Just a couple of months before retiring from Brussels, East of England MEP Christopher Beazley has announced that he is taking full - rather than just associate - membership of the federalist European Peoples' Party (with which the Conservaitve Party is to break all ties after June's elections to the European Parliament).
He is not, however, resigning the Conservative whip, which I understand he was contemplating, but was talked out of doing.
Mr Beazley has long been regarded as the most enthusiastic inegrationist within the Conservative group, having been a supporter of the Lisbon Treaty. As such, he has been on "defection watch" for some time, as pointed out by Tim when he failed to join all other Tory MEPs in declaring details of his expenses.
His decision has been prompted by the confirmation that David Cameron is to take Conservative MEPs out of the EPP - a decision he heavily criticised on a recent edition of Newsnight.
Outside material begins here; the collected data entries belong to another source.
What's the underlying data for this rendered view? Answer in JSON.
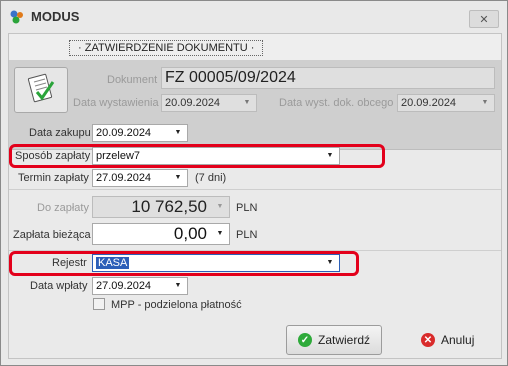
{
  "window": {
    "title": "MODUS",
    "close_glyph": "✕"
  },
  "header": {
    "doc_title": "ZATWIERDZENIE DOKUMENTU"
  },
  "document": {
    "label": "Dokument",
    "value": "FZ 00005/09/2024",
    "issue_date_label": "Data wystawienia",
    "issue_date": "20.09.2024",
    "foreign_date_label": "Data wyst. dok. obcego",
    "foreign_date": "20.09.2024"
  },
  "form": {
    "purchase_date_label": "Data zakupu",
    "purchase_date": "20.09.2024",
    "payment_method_label": "Sposób zapłaty",
    "payment_method": "przelew7",
    "payment_term_label": "Termin zapłaty",
    "payment_term": "27.09.2024",
    "payment_term_days": "(7 dni)",
    "to_pay_label": "Do zapłaty",
    "to_pay": "10 762,50",
    "to_pay_currency": "PLN",
    "current_payment_label": "Zapłata bieżąca",
    "current_payment": "0,00",
    "current_payment_currency": "PLN",
    "register_label": "Rejestr",
    "register": "KASA",
    "payment_date_label": "Data wpłaty",
    "payment_date": "27.09.2024",
    "split_payment_label": "MPP - podzielona płatność",
    "split_payment_checked": false
  },
  "buttons": {
    "confirm": "Zatwierdź",
    "cancel": "Anuluj"
  },
  "colors": {
    "highlight": "#e3001b",
    "selection": "#2c5fb8",
    "confirm_icon": "#2eaa3a",
    "cancel_icon": "#d92b2b"
  },
  "icons": [
    "app-icon",
    "close-icon",
    "document-check-icon",
    "dropdown-arrow-icon",
    "check-circle-icon",
    "cancel-circle-icon"
  ]
}
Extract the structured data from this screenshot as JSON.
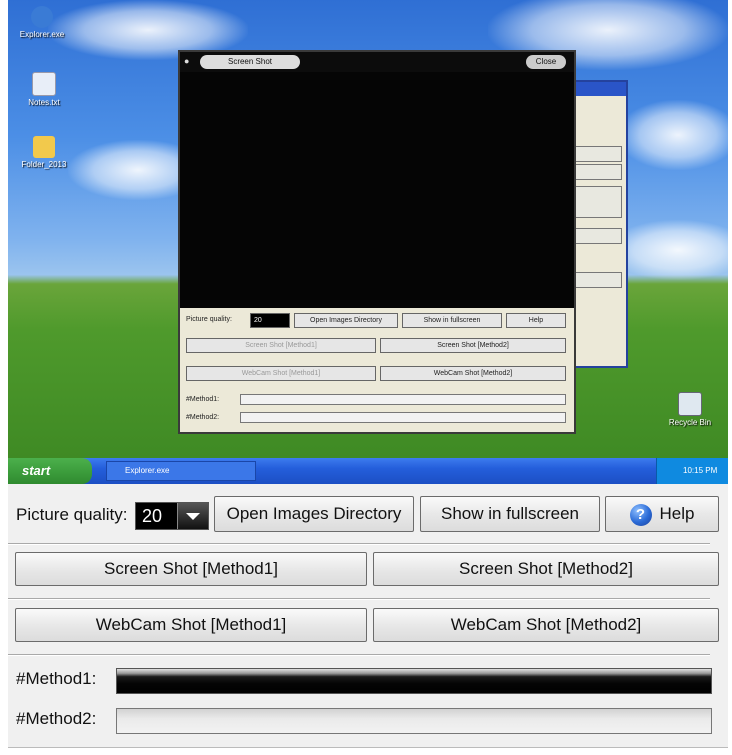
{
  "desktop": {
    "icons": [
      {
        "label": "Explorer.exe",
        "color": "#3a7bd5"
      },
      {
        "label": "Notes.txt",
        "color": "#e8eef8"
      },
      {
        "label": "Folder_2013",
        "color": "#f2c94c"
      }
    ],
    "recycle_bin_label": "Recycle Bin"
  },
  "mini_window": {
    "title": "Screen Shot",
    "close_label": "Close",
    "picture_quality_label": "Picture quality:",
    "quality_value": "20",
    "open_dir_label": "Open Images Directory",
    "fullscreen_label": "Show in fullscreen",
    "help_label": "Help",
    "screen1_label": "Screen Shot [Method1]",
    "screen2_label": "Screen Shot [Method2]",
    "webcam1_label": "WebCam Shot [Method1]",
    "webcam2_label": "WebCam Shot [Method2]",
    "method1_label": "#Method1:",
    "method2_label": "#Method2:"
  },
  "taskbar": {
    "start_label": "start",
    "task_item_label": "Explorer.exe",
    "clock": "10:15 PM"
  },
  "panel": {
    "picture_quality_label": "Picture quality:",
    "quality_value": "20",
    "open_dir_label": "Open Images Directory",
    "fullscreen_label": "Show in fullscreen",
    "help_label": "Help",
    "screen1_label": "Screen Shot [Method1]",
    "screen2_label": "Screen Shot [Method2]",
    "webcam1_label": "WebCam Shot [Method1]",
    "webcam2_label": "WebCam Shot [Method2]",
    "method1_label": "#Method1:",
    "method2_label": "#Method2:",
    "method1_progress": 1.0,
    "method2_progress": 0.0
  },
  "colors": {
    "taskbar_blue": "#245edb",
    "start_green": "#3a9a3a",
    "panel_bg": "#f0f0f0"
  }
}
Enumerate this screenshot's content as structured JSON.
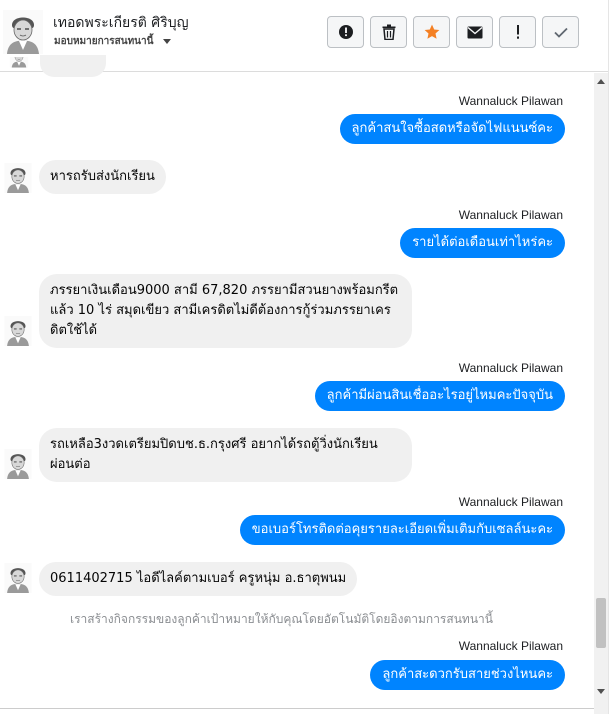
{
  "header": {
    "contact_name": "เทอดพระเกียรติ ศิริบุญ",
    "subtitle": "มอบหมายการสนทนานี้"
  },
  "toolbar": {
    "buttons": [
      {
        "icon": "alert-circle-icon"
      },
      {
        "icon": "trash-icon"
      },
      {
        "icon": "star-icon",
        "color": "#f48024"
      },
      {
        "icon": "envelope-icon"
      },
      {
        "icon": "exclamation-icon"
      },
      {
        "icon": "check-icon"
      }
    ]
  },
  "messages": [
    {
      "direction": "out",
      "sender": "Wannaluck Pilawan",
      "text": "ลูกค้าสนใจซื้อสดหรือจัดไฟแนนซ์คะ"
    },
    {
      "direction": "in",
      "lines": [
        "หารถรับส่งนักเรียน"
      ]
    },
    {
      "direction": "out",
      "sender": "Wannaluck Pilawan",
      "text": "รายได้ต่อเดือนเท่าไหร่คะ"
    },
    {
      "direction": "in",
      "lines": [
        "ภรรยาเงินเดือน9000 สามี 67,820 ภรรยามีสวนยางพร้อมกรีต",
        "แล้ว 10 ไร่ สมุดเขียว สามีเครดิตไม่ดีต้องการกู้ร่วมภรรยาเคร",
        "ดิตใช้ได้"
      ]
    },
    {
      "direction": "out",
      "sender": "Wannaluck Pilawan",
      "text": "ลูกค้ามีผ่อนสินเชื่ออะไรอยู่ไหมคะปัจจุบัน"
    },
    {
      "direction": "in",
      "lines": [
        "รถเหลือ3งวดเตรียมปิดบช.ธ.กรุงศรี อยากได้รถตู้วิ่งนักเรียน",
        "ผ่อนต่อ"
      ]
    },
    {
      "direction": "out",
      "sender": "Wannaluck Pilawan",
      "text": "ขอเบอร์โทรติดต่อคุยรายละเอียดเพิ่มเติมกับเซลล์นะคะ"
    },
    {
      "direction": "in",
      "lines": [
        "0611402715 ไอดีไลค์ตามเบอร์ ครูหนุ่ม อ.ธาตุพนม"
      ]
    },
    {
      "direction": "out",
      "sender": "Wannaluck Pilawan",
      "text": "ลูกค้าสะดวกรับสายช่วงไหนคะ"
    }
  ],
  "activity_note": "เราสร้างกิจกรรมของลูกค้าเป้าหมายให้กับคุณโดยอัตโนมัติโดยอิงตามการสนทนานี้",
  "colors": {
    "outgoing_bubble": "#0084ff",
    "incoming_bubble": "#f0f0f0",
    "star": "#f48024"
  }
}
This morning Mr Beazley has told the East Anglian Daily Times:
"This is the only policy with which I disagree with Mr Cameron. However, I cannot watch and say nothing while the Tories walk away from their allies, friends and colleagues in Europe. There is a Conservative pro-European argument and it has to be discussed, not smothered by anti-European hysteria in the party.
"I am terribly sad but I cannot watch my country head for the rocks, which it will do if Cameron becomes Prime Minister and has no allies in the major governments of the European Union."
Mr Beazley gets his minor moment in the limelight today, but he will soon be forgotten about. This gesture has a desperate last throw of the dice feel to it akin to MP Robert Jackson's defection to Labour just a few months before retiring from the Commons in 2005.
What he says about having no allies in major Right-of-Centre EU governments is, of course, abject nonsense. David Cameron already regularly has productive meetings with the likes of Nicolas Sarkozy and Angela Merkel, and even set up working groups with both of their parties to discuss policy in areas of mutual interest.